教育

The UK has been failing white working-class pupils for years

We should not let culture wars obscure the fact that this group of children needs a new educational strategy

Here’s a heretical thought. What if some of our worries about schoolchildren having fallen behind during Covid-19 are misplaced: because some of what they missed wasn’t much use to them anyway? 

I don’t mean to sound flippant. I know that kids at private schools and ones with devoted parents are likely to have had an advantage during the grim months of home-schooling. Some schools’ online provision was woeful and some children in overcrowded homes don’t even have a quiet corner in which to study. But it’s not just during the pandemic that we neglected some of those who struggle most. After years of reading reports about the poor educational performance of working-class children, I have begun to wonder whether part of the problem is that they and their families are rejecting a model which doesn’t work for them.

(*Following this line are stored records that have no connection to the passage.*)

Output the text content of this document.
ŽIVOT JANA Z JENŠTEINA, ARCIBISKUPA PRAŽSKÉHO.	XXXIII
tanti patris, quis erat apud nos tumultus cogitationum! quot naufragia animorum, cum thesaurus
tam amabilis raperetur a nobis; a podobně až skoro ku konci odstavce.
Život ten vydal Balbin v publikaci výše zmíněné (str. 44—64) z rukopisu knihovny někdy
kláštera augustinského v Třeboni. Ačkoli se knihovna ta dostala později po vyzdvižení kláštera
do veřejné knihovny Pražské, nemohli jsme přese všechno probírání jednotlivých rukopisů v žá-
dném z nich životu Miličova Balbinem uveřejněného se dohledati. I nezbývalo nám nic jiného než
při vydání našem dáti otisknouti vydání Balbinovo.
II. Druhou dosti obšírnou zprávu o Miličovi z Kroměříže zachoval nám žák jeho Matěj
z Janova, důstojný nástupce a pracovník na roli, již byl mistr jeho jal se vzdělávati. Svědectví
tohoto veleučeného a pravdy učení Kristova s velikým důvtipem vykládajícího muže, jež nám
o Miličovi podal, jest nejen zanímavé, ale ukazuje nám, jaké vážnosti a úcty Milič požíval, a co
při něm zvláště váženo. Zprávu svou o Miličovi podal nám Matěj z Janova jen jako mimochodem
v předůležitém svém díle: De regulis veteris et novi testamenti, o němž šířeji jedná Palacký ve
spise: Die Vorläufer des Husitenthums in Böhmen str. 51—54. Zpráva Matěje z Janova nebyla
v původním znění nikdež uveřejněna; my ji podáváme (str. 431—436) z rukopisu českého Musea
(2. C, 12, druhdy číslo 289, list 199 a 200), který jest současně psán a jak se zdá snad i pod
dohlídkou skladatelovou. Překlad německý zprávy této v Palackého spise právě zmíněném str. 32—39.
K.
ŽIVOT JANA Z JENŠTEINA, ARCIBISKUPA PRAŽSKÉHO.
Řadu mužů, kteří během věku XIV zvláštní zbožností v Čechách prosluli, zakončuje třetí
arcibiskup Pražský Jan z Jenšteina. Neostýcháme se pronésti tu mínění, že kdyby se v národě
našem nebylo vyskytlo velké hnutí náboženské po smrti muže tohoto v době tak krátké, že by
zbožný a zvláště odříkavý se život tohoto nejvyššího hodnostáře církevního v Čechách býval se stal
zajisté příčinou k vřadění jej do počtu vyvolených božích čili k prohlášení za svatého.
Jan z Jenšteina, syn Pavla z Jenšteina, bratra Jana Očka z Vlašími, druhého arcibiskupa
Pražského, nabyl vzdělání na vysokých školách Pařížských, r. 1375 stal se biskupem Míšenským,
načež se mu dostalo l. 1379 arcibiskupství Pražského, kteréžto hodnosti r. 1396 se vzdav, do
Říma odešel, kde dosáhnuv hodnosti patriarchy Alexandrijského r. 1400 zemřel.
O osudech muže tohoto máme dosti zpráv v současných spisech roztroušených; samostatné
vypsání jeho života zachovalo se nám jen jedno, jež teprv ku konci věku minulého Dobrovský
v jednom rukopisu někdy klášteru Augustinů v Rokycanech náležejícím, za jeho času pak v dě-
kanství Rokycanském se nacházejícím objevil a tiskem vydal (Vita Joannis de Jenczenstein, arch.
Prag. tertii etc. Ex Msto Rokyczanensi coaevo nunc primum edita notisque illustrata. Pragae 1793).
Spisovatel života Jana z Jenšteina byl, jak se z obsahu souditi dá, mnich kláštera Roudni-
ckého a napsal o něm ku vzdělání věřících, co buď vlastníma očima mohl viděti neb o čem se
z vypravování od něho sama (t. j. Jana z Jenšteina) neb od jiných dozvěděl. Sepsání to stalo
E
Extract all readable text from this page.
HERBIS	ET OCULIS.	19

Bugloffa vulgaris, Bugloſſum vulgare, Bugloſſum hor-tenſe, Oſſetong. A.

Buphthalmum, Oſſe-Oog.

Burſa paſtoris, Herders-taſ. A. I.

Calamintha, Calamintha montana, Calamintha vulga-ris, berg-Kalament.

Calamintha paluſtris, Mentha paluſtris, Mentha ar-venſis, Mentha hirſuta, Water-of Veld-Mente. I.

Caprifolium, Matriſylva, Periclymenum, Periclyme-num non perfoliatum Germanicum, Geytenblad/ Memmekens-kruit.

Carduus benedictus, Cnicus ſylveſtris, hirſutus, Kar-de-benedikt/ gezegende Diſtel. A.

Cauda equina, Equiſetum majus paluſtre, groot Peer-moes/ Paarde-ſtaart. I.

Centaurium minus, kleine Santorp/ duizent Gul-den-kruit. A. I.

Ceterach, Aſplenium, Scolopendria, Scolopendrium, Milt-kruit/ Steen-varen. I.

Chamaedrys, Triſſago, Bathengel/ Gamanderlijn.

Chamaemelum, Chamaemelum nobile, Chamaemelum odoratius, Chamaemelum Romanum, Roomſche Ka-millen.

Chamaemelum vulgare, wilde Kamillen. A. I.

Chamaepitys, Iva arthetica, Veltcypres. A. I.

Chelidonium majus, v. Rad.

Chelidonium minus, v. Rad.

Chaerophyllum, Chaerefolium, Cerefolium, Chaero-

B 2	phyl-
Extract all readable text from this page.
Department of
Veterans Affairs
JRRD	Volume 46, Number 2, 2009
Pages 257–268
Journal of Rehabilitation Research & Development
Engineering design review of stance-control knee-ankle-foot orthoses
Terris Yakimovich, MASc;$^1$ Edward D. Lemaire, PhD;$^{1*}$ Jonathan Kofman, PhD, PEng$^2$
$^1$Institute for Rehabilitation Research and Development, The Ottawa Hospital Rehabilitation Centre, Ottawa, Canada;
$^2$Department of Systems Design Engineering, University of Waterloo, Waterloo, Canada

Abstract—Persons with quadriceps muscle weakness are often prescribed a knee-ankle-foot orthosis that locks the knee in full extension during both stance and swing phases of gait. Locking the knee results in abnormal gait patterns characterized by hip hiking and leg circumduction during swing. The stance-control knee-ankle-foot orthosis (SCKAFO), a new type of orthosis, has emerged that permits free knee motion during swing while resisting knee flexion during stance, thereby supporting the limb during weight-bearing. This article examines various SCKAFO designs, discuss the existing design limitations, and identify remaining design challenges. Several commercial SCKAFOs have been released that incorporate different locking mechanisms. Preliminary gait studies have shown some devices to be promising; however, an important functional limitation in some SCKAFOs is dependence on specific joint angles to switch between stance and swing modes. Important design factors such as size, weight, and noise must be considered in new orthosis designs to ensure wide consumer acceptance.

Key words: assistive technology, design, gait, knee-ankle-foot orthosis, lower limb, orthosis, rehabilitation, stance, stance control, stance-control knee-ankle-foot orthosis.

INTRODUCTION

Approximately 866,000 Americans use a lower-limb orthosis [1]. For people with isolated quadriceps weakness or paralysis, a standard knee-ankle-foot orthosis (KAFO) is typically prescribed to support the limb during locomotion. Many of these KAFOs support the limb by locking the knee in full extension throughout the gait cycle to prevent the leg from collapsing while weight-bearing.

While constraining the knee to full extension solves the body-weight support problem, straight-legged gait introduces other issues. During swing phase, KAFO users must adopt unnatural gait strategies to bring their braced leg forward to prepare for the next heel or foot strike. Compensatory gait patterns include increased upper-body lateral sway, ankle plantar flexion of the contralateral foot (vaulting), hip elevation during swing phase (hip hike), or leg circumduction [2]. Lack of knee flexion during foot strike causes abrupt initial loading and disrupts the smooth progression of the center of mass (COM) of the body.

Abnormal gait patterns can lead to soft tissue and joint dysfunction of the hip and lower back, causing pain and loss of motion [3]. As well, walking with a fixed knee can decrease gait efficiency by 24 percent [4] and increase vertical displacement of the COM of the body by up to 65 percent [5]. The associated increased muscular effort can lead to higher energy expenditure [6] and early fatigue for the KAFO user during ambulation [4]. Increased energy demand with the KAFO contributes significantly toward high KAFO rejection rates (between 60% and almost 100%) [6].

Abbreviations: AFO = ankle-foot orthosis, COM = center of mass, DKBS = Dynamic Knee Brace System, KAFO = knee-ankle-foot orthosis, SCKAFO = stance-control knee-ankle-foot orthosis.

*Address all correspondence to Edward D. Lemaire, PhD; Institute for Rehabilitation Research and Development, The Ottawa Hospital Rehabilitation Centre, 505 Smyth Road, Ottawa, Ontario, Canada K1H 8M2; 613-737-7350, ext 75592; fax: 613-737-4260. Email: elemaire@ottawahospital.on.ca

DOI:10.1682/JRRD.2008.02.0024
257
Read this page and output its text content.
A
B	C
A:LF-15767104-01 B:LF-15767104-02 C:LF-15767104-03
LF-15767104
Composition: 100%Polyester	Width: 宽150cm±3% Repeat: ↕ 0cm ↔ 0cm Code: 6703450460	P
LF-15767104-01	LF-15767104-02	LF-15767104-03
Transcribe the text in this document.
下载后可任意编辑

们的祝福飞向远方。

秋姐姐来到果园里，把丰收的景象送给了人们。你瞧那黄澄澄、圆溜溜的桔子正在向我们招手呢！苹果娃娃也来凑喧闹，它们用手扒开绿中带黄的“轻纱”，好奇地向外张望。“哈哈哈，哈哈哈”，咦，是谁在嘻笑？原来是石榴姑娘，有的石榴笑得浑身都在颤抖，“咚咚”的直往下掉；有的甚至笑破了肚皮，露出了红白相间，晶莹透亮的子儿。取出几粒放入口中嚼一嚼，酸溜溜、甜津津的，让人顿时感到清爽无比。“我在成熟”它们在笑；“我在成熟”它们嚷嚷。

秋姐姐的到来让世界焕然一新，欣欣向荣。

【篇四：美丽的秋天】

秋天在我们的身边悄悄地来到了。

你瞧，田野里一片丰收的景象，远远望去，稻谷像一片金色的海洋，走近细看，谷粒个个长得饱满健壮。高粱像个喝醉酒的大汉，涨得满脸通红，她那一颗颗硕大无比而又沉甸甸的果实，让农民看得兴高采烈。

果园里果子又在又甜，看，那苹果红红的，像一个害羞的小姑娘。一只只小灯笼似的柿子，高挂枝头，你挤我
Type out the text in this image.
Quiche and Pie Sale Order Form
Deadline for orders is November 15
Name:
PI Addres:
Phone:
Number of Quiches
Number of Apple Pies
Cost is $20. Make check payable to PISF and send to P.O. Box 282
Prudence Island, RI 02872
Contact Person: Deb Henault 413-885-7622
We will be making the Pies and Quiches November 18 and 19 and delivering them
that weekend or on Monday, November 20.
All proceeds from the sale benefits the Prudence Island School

The latest report, from parliament’s education select committee, confirms that almost 1m white working-class children, especially boys, are seriously struggling. They now fare worse in education than every other minority group except Gypsy/Roma and Irish Travellers. If you look at children on free school meals, a measure of deprivation, only 18 per cent of white pupils gain a grade 5 in GCSE Maths and English, compared with 23 per cent of all pupils on free school meals. Only 16 per cent go to university compared to 32 per cent of black Caribbean pupils, 59 per cent of black African pupils and 73 per cent of Chinese pupils. This suggests that poverty is not the whole story, because impoverished whites are now outperformed by equally deprived minority groups.